We provided an estimation and hypothesis testing scheme for the dispersal parameter of the PD distribution tied with the sequences under PE. These derivations next to the algorithms for the computational calculation of the simultaneous and marginal Bayesian predictive classifiers and their implementations as a software package PEkit (https://cran.r-project.org/web/packages/PEkit/index.html, accessed on 23 December 2021 ) in R, would facilitate the smoother application of these classifiers and provides a conductive avenue toward PEs more effective disposition and prevalence in the community. In short, we provided the computational evidence that the marginal and simultaneous predictive classifiers under partition exchangeability converge in their classification assignment with presence of umpteen amount of training data. This asymptotic convergence of the classifiers, justifies the interchangeable use of them and hence, legitimizing forgoing of the sPpc’s negligible superiority in accuracy, for the mPpc’s huge computational advantage.

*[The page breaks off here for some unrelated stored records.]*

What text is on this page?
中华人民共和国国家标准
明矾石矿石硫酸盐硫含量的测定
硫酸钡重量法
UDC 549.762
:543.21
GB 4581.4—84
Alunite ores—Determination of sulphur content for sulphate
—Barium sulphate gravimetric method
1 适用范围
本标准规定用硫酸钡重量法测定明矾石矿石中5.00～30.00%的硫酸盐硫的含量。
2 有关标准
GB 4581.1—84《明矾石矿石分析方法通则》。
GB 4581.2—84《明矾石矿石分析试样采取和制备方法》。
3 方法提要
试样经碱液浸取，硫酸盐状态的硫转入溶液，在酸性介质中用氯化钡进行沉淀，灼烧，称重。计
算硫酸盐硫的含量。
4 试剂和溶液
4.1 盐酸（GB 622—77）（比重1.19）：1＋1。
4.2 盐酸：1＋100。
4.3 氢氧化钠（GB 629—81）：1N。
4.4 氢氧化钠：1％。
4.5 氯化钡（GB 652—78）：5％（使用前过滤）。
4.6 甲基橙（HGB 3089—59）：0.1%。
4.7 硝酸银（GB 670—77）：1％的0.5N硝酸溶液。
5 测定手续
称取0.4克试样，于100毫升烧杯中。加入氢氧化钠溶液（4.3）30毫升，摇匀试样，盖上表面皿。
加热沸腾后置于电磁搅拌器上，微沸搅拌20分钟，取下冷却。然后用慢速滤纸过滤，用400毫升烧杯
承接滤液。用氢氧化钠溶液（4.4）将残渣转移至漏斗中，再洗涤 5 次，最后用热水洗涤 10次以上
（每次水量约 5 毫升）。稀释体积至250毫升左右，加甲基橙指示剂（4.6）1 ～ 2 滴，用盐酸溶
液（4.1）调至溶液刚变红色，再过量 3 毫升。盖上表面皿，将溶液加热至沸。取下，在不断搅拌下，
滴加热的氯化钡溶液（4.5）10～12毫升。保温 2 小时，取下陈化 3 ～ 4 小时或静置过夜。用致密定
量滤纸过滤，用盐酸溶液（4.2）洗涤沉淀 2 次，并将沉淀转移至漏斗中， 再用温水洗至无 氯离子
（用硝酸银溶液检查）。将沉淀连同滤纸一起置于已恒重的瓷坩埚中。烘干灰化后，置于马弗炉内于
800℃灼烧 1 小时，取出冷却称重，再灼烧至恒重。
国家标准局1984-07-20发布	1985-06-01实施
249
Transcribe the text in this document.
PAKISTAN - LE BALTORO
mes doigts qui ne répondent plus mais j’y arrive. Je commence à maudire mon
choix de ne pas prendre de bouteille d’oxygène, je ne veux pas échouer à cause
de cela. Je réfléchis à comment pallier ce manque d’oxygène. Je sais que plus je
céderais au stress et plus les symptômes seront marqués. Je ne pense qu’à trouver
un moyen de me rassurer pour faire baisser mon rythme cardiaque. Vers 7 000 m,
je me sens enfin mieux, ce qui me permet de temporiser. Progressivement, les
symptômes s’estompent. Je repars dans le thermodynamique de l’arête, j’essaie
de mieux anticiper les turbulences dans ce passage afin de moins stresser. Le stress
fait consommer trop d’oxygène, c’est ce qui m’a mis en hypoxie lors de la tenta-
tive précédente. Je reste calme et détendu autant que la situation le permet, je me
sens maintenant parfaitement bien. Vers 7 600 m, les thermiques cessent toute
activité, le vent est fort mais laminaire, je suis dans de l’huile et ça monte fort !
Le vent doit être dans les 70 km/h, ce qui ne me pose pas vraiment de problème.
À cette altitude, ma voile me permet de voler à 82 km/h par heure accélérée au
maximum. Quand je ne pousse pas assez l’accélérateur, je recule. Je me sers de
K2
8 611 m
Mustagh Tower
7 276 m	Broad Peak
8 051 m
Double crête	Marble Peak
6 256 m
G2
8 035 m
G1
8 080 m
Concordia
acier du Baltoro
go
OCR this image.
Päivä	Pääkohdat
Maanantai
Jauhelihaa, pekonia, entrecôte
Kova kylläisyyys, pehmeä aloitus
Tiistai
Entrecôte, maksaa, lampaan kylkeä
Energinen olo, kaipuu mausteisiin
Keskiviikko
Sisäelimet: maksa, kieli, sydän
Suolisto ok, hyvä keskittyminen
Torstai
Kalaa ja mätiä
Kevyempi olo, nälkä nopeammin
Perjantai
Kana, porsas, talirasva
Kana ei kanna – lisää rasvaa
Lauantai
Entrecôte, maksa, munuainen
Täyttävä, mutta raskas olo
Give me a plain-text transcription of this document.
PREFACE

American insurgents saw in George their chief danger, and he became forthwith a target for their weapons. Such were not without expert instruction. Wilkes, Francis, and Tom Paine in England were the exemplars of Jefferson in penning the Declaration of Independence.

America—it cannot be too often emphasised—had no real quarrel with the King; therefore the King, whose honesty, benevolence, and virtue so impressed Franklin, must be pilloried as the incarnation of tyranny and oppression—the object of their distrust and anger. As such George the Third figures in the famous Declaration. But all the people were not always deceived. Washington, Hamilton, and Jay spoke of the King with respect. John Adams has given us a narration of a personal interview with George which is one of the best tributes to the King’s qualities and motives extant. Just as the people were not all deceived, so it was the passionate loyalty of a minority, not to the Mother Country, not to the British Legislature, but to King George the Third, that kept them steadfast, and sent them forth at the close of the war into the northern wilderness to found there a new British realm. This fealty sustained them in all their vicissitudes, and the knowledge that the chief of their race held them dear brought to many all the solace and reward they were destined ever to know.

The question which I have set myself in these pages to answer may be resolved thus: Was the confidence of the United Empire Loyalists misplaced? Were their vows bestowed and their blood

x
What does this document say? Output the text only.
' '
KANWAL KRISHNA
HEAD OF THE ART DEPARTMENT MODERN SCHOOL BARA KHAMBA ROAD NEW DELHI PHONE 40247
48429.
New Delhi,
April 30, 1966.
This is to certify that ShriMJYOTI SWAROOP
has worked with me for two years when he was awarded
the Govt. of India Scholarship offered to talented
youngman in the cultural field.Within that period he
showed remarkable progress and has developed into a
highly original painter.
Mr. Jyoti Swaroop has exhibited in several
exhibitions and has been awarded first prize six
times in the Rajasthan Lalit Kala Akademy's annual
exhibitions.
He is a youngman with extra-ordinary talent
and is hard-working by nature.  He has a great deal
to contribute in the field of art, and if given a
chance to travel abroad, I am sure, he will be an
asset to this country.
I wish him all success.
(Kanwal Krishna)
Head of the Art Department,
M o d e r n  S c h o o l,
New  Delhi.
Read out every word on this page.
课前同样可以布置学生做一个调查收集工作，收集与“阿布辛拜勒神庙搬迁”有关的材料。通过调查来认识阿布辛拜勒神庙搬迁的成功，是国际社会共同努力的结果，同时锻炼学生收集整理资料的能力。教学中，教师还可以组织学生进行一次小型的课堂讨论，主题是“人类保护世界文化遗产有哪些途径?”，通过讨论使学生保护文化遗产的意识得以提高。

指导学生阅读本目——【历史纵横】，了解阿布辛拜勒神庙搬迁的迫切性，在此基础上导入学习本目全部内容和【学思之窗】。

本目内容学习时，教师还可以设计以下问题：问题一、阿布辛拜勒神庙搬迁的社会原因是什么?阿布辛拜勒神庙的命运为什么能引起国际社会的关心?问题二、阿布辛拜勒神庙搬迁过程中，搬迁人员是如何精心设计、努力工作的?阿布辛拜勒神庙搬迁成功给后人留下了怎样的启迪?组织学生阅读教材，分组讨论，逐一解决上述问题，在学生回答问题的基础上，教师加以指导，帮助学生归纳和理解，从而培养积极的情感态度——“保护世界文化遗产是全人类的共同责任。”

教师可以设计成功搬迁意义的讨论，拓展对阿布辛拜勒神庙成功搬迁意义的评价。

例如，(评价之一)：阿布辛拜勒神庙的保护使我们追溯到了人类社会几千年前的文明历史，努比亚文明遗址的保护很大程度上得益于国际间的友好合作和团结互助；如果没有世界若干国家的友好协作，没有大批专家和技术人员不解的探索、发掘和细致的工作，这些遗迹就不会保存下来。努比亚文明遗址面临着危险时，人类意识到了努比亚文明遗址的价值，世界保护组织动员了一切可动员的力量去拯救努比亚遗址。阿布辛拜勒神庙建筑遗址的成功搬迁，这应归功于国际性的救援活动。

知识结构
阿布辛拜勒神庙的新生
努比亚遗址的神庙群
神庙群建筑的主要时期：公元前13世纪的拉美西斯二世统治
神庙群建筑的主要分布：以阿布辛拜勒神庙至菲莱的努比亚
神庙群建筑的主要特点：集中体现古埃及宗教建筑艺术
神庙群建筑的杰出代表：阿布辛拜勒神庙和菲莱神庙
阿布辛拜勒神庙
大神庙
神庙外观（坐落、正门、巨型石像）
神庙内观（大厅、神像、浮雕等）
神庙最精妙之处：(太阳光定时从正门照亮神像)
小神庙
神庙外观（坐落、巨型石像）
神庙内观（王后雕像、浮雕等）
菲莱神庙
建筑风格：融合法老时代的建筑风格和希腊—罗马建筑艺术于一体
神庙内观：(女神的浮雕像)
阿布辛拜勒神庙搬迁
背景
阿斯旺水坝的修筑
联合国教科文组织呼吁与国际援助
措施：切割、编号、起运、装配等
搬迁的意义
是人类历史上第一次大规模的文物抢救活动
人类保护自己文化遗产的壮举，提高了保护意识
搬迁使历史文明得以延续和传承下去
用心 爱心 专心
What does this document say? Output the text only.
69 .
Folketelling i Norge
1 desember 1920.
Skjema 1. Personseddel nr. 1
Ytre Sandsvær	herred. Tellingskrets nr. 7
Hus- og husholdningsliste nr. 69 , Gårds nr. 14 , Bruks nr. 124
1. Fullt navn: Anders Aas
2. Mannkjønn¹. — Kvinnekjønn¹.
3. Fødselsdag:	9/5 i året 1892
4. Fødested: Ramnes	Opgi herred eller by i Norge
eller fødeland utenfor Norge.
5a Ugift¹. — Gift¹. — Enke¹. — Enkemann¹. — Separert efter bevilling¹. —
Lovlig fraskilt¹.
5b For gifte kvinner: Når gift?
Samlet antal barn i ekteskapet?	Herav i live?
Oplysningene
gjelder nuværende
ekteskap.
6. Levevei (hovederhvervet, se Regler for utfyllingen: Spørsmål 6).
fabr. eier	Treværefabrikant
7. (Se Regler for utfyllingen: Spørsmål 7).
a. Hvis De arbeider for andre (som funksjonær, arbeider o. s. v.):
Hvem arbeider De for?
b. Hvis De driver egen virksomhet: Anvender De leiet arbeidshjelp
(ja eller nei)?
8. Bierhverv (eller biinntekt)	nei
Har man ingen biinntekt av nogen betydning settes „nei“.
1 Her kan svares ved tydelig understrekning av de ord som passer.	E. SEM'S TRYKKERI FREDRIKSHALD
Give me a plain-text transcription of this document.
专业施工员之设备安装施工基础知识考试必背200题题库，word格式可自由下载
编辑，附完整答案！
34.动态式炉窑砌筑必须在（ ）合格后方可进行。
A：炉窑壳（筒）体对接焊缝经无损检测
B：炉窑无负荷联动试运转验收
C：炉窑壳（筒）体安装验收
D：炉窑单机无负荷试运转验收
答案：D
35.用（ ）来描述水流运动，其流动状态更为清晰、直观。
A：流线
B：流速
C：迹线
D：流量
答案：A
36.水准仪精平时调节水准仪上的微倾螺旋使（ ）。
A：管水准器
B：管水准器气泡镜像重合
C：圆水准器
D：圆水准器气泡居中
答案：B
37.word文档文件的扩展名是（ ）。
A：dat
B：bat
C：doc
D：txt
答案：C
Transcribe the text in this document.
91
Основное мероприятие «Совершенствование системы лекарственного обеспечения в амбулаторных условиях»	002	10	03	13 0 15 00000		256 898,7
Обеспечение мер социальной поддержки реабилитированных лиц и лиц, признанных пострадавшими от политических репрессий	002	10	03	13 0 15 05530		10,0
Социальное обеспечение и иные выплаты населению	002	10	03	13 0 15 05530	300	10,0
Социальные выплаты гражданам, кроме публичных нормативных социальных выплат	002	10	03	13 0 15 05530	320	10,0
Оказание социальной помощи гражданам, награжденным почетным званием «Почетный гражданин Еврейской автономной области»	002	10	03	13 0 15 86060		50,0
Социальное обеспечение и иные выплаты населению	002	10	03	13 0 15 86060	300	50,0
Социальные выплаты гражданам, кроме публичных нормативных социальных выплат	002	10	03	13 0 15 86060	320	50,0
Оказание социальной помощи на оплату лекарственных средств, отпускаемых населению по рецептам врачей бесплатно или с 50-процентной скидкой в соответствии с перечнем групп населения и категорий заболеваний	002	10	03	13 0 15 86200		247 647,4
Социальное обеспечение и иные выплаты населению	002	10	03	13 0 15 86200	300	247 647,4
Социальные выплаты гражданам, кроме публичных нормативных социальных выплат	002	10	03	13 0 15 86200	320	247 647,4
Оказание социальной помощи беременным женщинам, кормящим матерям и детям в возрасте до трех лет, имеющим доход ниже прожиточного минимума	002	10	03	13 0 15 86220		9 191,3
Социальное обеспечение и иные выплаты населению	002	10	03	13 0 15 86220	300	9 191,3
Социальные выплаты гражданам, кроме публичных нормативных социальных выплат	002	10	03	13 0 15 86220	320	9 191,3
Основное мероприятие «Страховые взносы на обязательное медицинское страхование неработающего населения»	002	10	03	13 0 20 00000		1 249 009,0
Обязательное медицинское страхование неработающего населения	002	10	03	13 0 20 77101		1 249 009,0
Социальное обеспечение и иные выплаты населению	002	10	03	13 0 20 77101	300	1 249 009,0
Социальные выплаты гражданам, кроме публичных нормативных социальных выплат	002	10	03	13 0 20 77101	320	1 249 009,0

Of course, under reasonably small amount of training data, this would be more of a preferential interplay, but altogether, these Bayesian classifiers are robust probabilistic judgmental apparatus for supervised classification tasks in the inductive inference domain. Next to these results, we underlie the presented derivations and exclusive tool for PE sequences. Namely, the hypothesis testing paradigm, random generation of the PD distribution, and its numerical MLE formulation, would be of a great use for the experiments underlying species sampling sequences.